Hey Linux community,

I’m struggling with a file management issue and hoping you can help. I have a large media collection spread across multiple external hard drives. Often, when I’m looking for a specific file, I can’t remember which drive it’s on.

I’m looking for a file indexing and search tool that meets the following requirements:

  • Ability to scan multiple locations
  • Option to exclude specific folders or subfolders from both scan and search
  • File indexing for quicker searches
  • Capability to search indexed files even when the original drive is disconnected
  • Real-time updates as files change

Any recommendations for tools that meet most or all of these criteria? It would be a huge help in organizing and finding my media files.

Thanks in advance for any suggestions!

  • @solrize
    link
    3
    edit-2
    1 month ago

    [search indexed files that are offline] One would hope this is not possible.

    I think the idea is store the search index in a separate place from the file. For indexing text though, I’ve found that the index is comparable in size to the file itself. It’s not entirely clear to me what OP wants to search. Something like email? Obviously if it’s just metadata for media files (kilobyte text description of a gigabyte video) then the search index can be tiny.

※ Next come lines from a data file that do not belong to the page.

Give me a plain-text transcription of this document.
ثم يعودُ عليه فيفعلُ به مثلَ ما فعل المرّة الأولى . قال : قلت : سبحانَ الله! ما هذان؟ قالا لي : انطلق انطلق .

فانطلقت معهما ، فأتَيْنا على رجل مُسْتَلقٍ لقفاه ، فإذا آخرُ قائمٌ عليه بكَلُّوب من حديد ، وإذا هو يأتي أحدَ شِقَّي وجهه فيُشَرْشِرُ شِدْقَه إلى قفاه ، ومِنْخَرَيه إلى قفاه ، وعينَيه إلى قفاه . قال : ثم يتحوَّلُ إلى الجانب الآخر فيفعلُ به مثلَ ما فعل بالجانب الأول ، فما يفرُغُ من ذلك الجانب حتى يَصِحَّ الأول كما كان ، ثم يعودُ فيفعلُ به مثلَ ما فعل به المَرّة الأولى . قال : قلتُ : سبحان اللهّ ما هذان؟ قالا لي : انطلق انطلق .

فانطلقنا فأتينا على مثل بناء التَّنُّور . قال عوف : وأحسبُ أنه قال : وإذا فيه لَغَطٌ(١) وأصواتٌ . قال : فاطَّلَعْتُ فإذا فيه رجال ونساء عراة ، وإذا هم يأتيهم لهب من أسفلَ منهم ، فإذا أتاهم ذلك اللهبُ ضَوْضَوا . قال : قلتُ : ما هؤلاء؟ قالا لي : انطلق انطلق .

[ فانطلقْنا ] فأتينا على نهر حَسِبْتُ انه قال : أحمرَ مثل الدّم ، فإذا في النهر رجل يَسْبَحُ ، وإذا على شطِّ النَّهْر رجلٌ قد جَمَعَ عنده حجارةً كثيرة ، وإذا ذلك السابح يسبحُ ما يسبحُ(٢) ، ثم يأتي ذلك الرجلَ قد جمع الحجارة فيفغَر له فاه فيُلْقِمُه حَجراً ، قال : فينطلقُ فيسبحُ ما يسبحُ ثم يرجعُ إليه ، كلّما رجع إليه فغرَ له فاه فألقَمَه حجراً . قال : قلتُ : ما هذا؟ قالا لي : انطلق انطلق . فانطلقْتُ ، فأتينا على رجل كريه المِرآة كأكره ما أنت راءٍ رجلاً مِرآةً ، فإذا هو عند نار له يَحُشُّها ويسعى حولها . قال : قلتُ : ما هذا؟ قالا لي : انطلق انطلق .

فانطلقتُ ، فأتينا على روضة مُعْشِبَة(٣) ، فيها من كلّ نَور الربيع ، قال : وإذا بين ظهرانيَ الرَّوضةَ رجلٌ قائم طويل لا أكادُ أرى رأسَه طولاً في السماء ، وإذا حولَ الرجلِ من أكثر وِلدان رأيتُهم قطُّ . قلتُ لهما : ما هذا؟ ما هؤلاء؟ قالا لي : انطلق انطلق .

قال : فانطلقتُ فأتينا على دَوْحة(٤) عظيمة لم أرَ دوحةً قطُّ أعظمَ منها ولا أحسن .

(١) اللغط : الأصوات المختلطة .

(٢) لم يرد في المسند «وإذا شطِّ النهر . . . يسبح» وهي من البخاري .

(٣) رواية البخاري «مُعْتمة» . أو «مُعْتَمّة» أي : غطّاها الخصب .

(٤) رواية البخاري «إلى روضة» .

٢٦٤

    Real-time updates as files change

    Would require non-portable script that stores each file’s mtime in an array and compares the old mtime against the new mtime using stat, and then loop. Maybe implement as a daemon.

    That is what inotify is for.

    I realize your overall answer was mostly snark, but the problems mentioned really do take some work to solve. For example, if you want to index email, you want the indexer to understand email headers so it can do the right things with the timestamps and other fields. You can’t just chuck everything into a big generic search engine and press “blend”.

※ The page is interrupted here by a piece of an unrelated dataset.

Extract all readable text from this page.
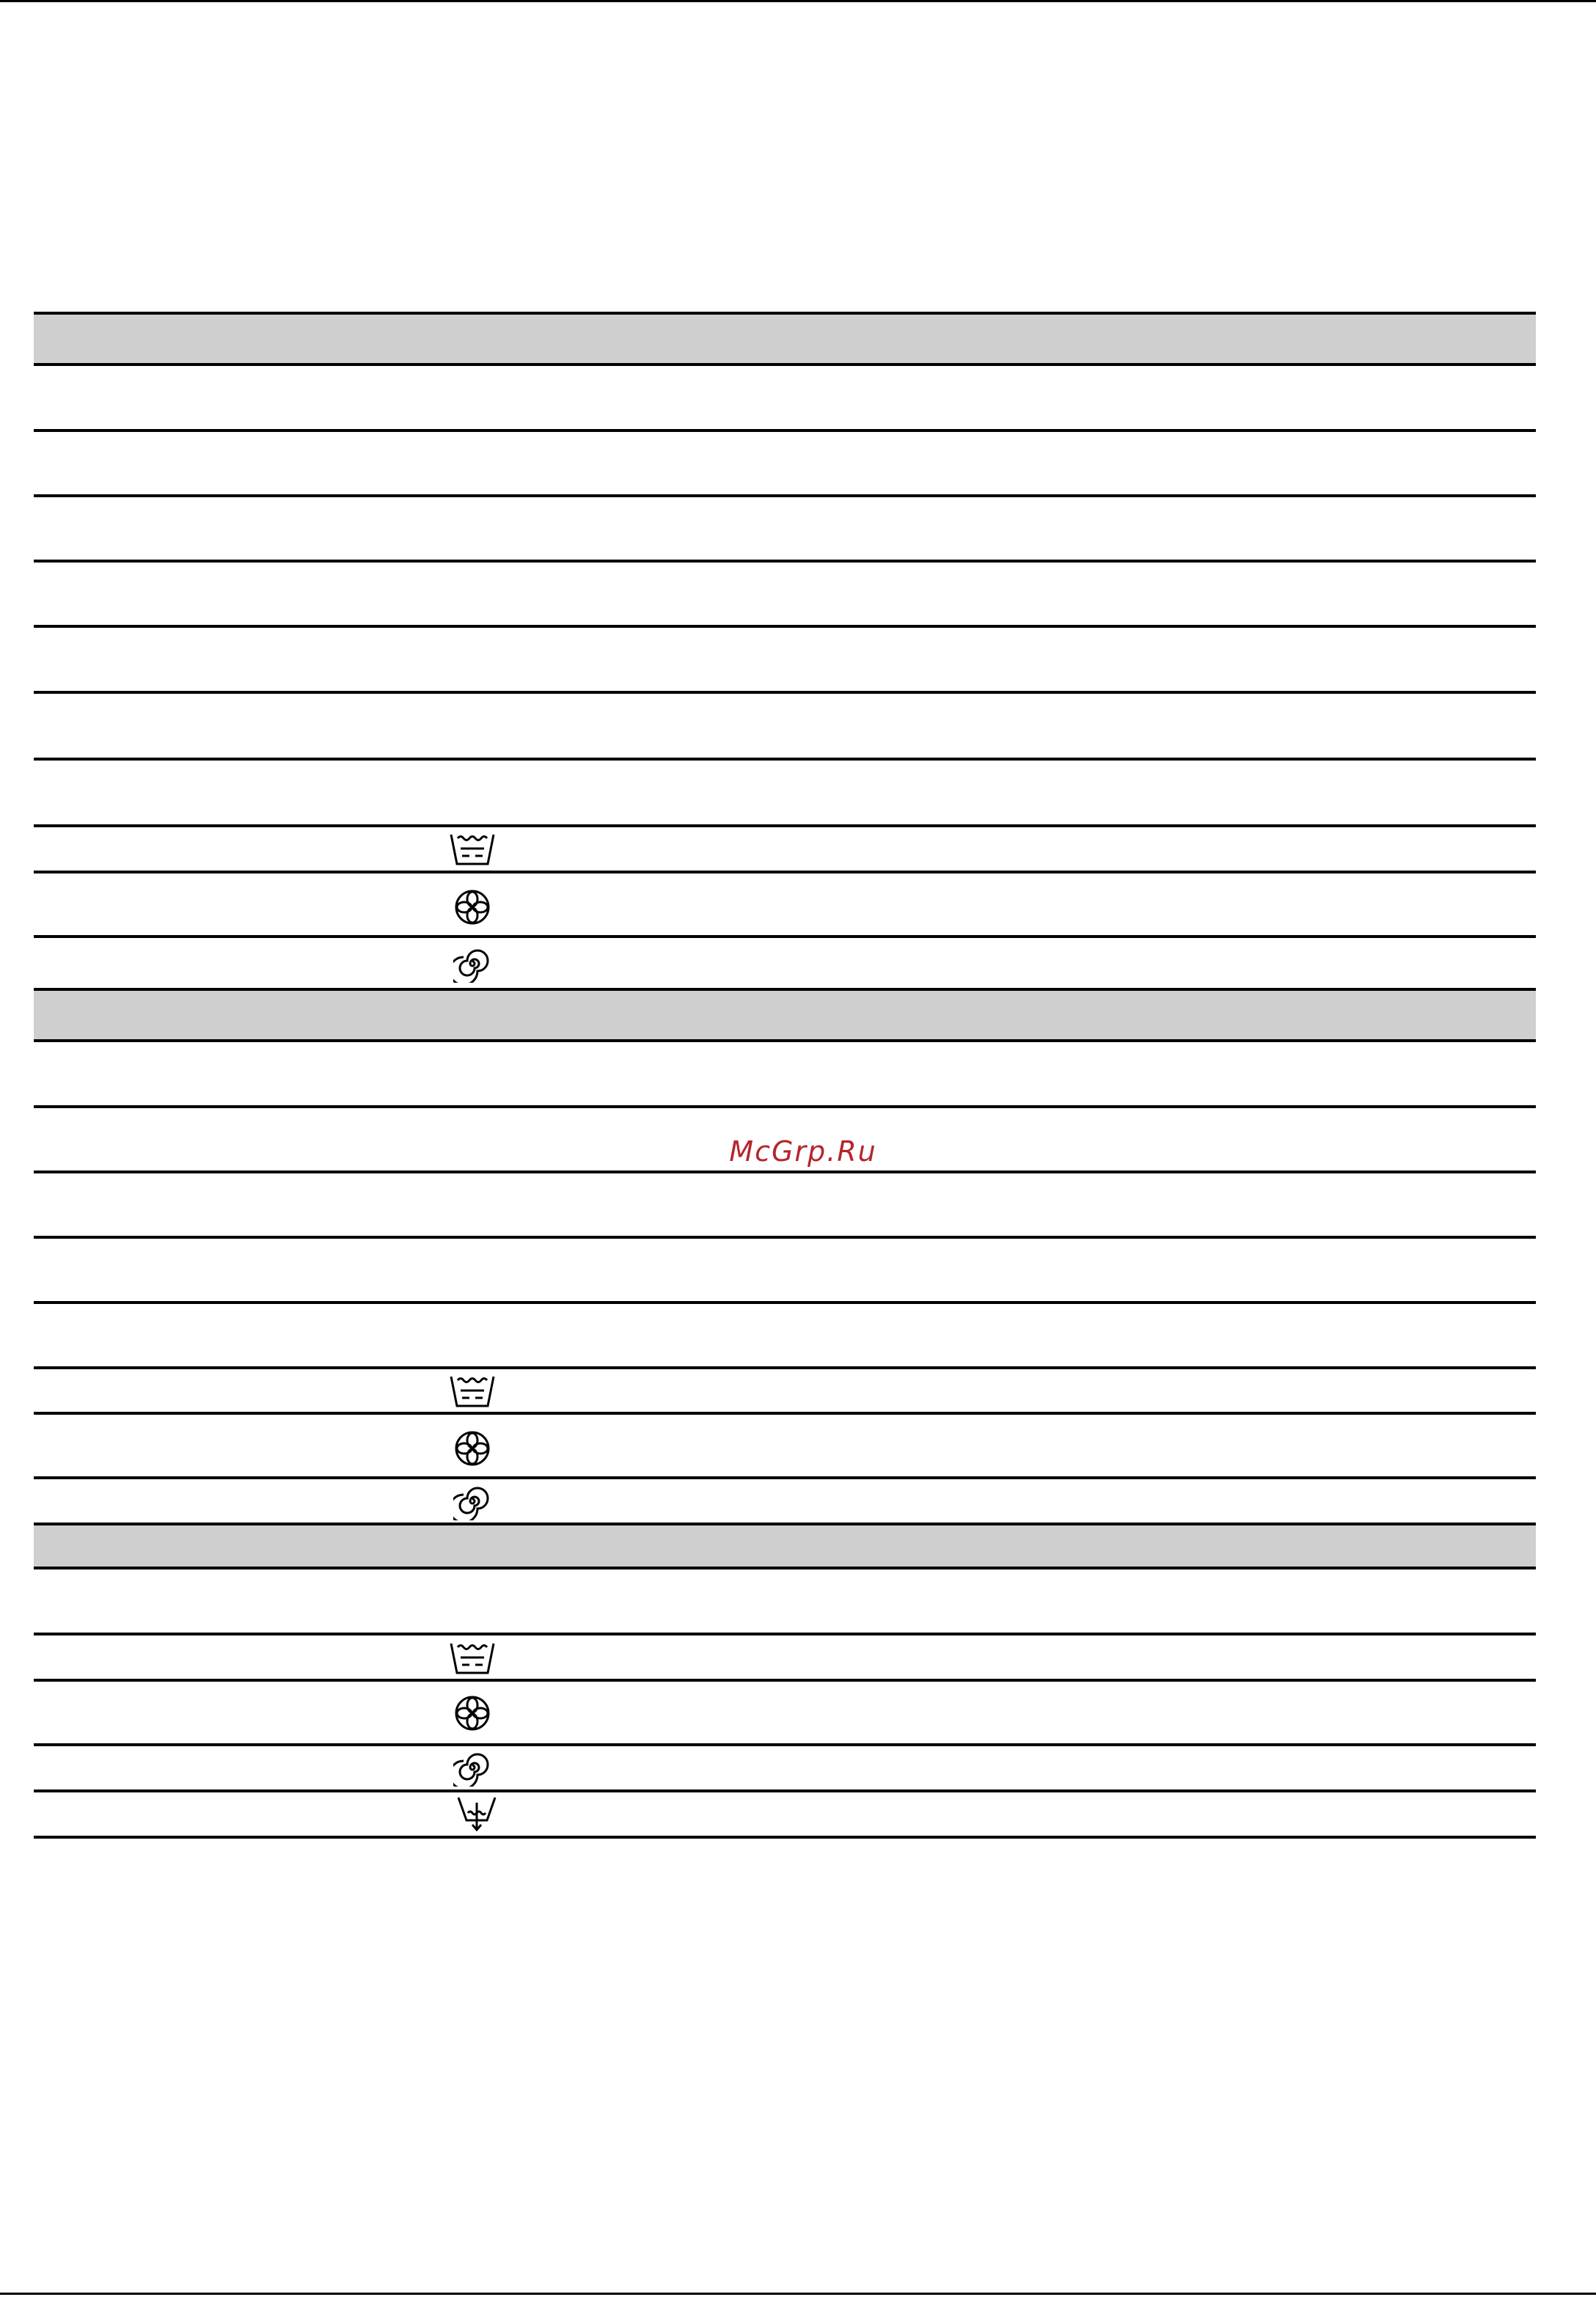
McGrp.Ru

    I will mention git-annex which is for sort of a different problem, but it can help you manually track where your offline files are, more or less.

    • @[email protected]
      link
      fedilink
      1
      edit-2
      1 month ago

      Sorry I have .world blocked so I didn’t see your reply until now (wish I could block instances without blocking instance replies, but whatever)

      It’s not entirely clear to me what OP wants to search. Something like email? Obviously if it’s just metadata for media files (kilobyte text description of a gigabyte video) then the search index can be tiny.

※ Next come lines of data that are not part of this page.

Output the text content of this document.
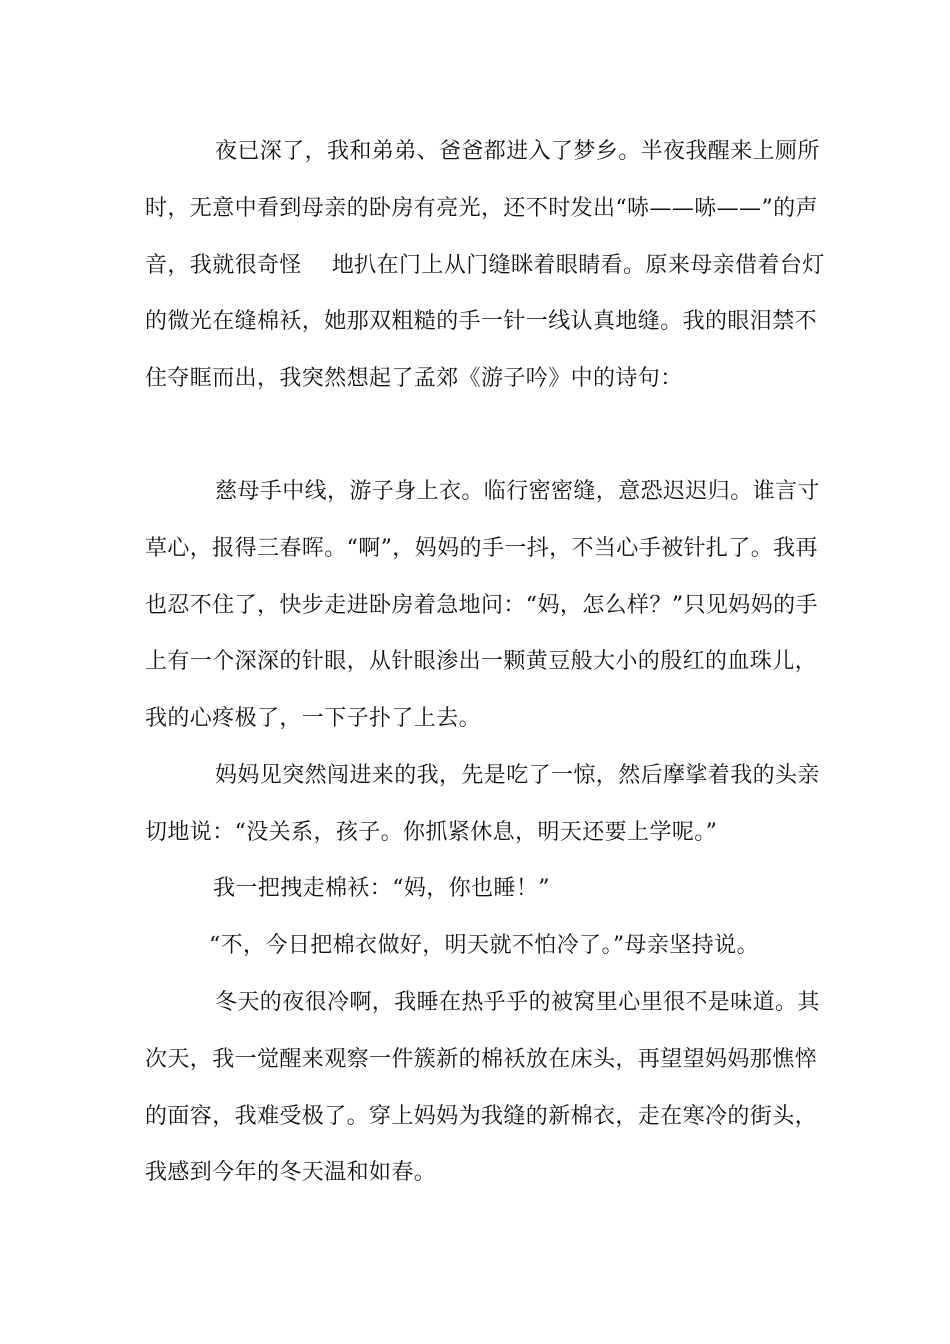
夜已深了，我和弟弟、爸爸都进入了梦乡。半夜我醒来上厕所时，无意中看到母亲的卧房有亮光，还不时发出“哧——哧——”的声音，我就很奇怪 地扒在门上从门缝眯着眼睛看。原来母亲借着台灯的微光在缝棉袄，她那双粗糙的手一针一线认真地缝。我的眼泪禁不住夺眶而出，我突然想起了孟郊《游子吟》中的诗句：

慈母手中线，游子身上衣。临行密密缝，意恐迟迟归。谁言寸草心，报得三春晖。“啊”，妈妈的手一抖，不当心手被针扎了。我再也忍不住了，快步走进卧房着急地问：“妈，怎么样？”只见妈妈的手上有一个深深的针眼，从针眼渗出一颗黄豆般大小的殷红的血珠儿，我的心疼极了，一下子扑了上去。

妈妈见突然闯进来的我，先是吃了一惊，然后摩挲着我的头亲切地说：“没关系，孩子。你抓紧休息，明天还要上学呢。”

我一把拽走棉袄：“妈，你也睡！”

“不，今日把棉衣做好，明天就不怕冷了。”母亲坚持说。

冬天的夜很冷啊，我睡在热乎乎的被窝里心里很不是味道。其次天，我一觉醒来观察一件簇新的棉袄放在床头，再望望妈妈那憔悴的面容，我难受极了。穿上妈妈为我缝的新棉衣，走在寒冷的街头，我感到今年的冬天温和如春。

      Yeah I amended my post earlier to recommend logging with a domain specific unmount script, but I don’t know why they want to do this.

      I realize your overall answer was mostly snark

      Apparently I’m so good at trolling I troll people even when I’m not trying to troll. :<

      This is what inotify is for

      If inotify works for you, that’s fine. I don’t have any experience with it, maybe I’ll look into it after this, if the usecase ever comes up.

      You can’t just chuck everything into a big generic search engine and press “blend”

      Eh, regex (EREs) is good enough for 99% of usecases honestly. For the 1%, consider using an easier to parse file format.

      • @solrize
        link
        1
        edit-2
        1 month ago

        Yeah I amended my post earlier to recommend logging with a domain specific unmount script, but I don’t know why they want to do this.

        They have umpty jillion terabytes of video on a shelf full of external HDD’s and they want to know what files are on which drives. In the old days we had racks full of mag tapes and had the same issue. It’s not something new.

        For info about inotify, try web search.

        For text search, you start needing real indexing once you’re over maybe a GB of text. Before that, you can live with grep or SQL tables or whatever.